Suggested improvements:

  • Add information about the # of characters allowed for the Vision. Show a warning when you are using more.
  • Make the Vision statement more useful, by e.g. prompting to check or revise the vision during creation of your plan.  I understand that a tool like this can not tell you that “this action or metric is not in line with your vision”, but I would like to be prompted to review the vision or to check if your action plan will promote the vision.

3. Scenario
Next in line is the Scenario you are looking for. There are 5, and I chose “Work like a network”. You can then prioritize the scenarios, but we only had one so there was no need.

4. Success Metrics
Of course you have to measure if you are on plan.  You get 6 examples, but you can add, edit and delete according to your own plans.
The examples were very useful for the exact wording of our metrics, but the display is a little odd 🙂

Success Metric section
The Success Metrics section. Good content, but the display needs some work.


Suggested improvements:

  • In the plan, please improve the display of the texts – there is html in there (screenshot)
  • In the Snapshot, check display – many spaces between words are missing.

5. Activities
Selecting your Scenario filters the suggested Activities for your project.

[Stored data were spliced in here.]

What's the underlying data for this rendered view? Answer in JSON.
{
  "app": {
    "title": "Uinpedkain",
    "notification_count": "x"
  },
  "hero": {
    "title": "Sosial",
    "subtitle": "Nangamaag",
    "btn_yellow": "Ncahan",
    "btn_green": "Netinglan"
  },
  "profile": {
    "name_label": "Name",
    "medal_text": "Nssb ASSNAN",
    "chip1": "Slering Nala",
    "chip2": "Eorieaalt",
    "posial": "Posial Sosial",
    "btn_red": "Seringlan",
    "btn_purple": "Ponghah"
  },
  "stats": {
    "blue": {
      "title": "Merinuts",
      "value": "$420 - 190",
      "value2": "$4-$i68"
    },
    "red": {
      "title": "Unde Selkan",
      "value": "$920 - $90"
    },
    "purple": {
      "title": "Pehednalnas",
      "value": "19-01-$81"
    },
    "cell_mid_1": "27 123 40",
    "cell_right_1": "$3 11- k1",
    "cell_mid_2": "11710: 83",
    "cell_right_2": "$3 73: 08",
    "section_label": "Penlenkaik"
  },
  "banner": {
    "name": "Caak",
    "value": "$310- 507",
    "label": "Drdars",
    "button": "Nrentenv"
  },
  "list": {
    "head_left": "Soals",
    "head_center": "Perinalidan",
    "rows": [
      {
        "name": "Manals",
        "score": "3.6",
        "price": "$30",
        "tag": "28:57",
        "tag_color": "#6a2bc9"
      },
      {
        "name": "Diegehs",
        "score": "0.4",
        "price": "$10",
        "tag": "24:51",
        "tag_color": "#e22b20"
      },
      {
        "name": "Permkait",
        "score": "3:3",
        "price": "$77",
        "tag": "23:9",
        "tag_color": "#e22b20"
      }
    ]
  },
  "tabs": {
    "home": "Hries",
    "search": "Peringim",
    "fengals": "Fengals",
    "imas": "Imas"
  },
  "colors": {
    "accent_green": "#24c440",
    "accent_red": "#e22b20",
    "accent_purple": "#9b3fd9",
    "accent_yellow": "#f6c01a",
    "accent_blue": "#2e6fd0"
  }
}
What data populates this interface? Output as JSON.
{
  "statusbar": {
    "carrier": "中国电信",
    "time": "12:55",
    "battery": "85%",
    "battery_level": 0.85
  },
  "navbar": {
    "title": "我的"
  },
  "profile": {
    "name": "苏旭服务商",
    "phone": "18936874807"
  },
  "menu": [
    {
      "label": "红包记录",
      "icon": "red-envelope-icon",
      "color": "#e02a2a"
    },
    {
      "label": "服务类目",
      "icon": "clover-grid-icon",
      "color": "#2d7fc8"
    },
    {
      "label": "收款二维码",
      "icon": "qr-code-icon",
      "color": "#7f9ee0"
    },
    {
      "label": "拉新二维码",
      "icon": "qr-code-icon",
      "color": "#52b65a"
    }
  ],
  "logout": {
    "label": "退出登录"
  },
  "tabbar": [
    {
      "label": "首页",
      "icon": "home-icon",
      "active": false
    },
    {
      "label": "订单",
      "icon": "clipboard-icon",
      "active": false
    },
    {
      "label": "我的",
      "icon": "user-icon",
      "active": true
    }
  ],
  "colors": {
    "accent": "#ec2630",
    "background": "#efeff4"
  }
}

These contain a very complete overview of all possible actions during pre-launch, launch and post-launch, including a proposed timeline.
There were a few that we had not thought of and gladly included in our plan.  There were also a couple that were not relevant for us, so we removed those.

Activities
Activities, grouped by Pre-Launch, Launch and Post-Launch.


Suggested improvements:

  • Replicate the names of the Stakeholders automatically into the Owner fields.
  • Explain what the square box does. (highlighted)
  • Replace “Office365” by “Yammer” in the Activities texts if you select the “Work like a network” scenario.

6. Snapshot
You can save and download a Snapshot (in Word) of your adoption plan, with all information you entered as well as a lot of explanation, tips etc. This turned out to be many pages (25 in our case for just 1 scenario!), and it also does not sort as in the plan.
I had to rework it (mainly removing all content that was not added/modified by ourselves) to make it into a concise actionable sharable plan.

Snapshot in Word
The Snapshot is your total plan in a document


Suggested improvements:

  • Add an option to create one Snapshot per scenario. Success Metrics and Activities may be different for each scenario.
  • Remove the additional info from the Snapshot so you end up with a concise plan, preferably in Excel so it can be turned into a SharePoint Task List 🙂 
  • Make Snapshot available as PowerPoint and/or Sway  so it can instantly be presented and/or shared.
  • Check texts for consistency: e.g. the Stakeholders are called Project Members  in the Snapshot.
  • Accept the comments in the first pages of the Snapshot.

Conclusion:
The concept is excellent. This tool and the templates will help you structure your adoption plan for the maximum chance of success, without having to invent everything yourself.
I have suggested some improvements mainly on the execution part. I expect Microsoft will be solving those soon. The current plan is already much better than when I used it a month or two ago.

Have you used this tool as well and if yes, what were your findings?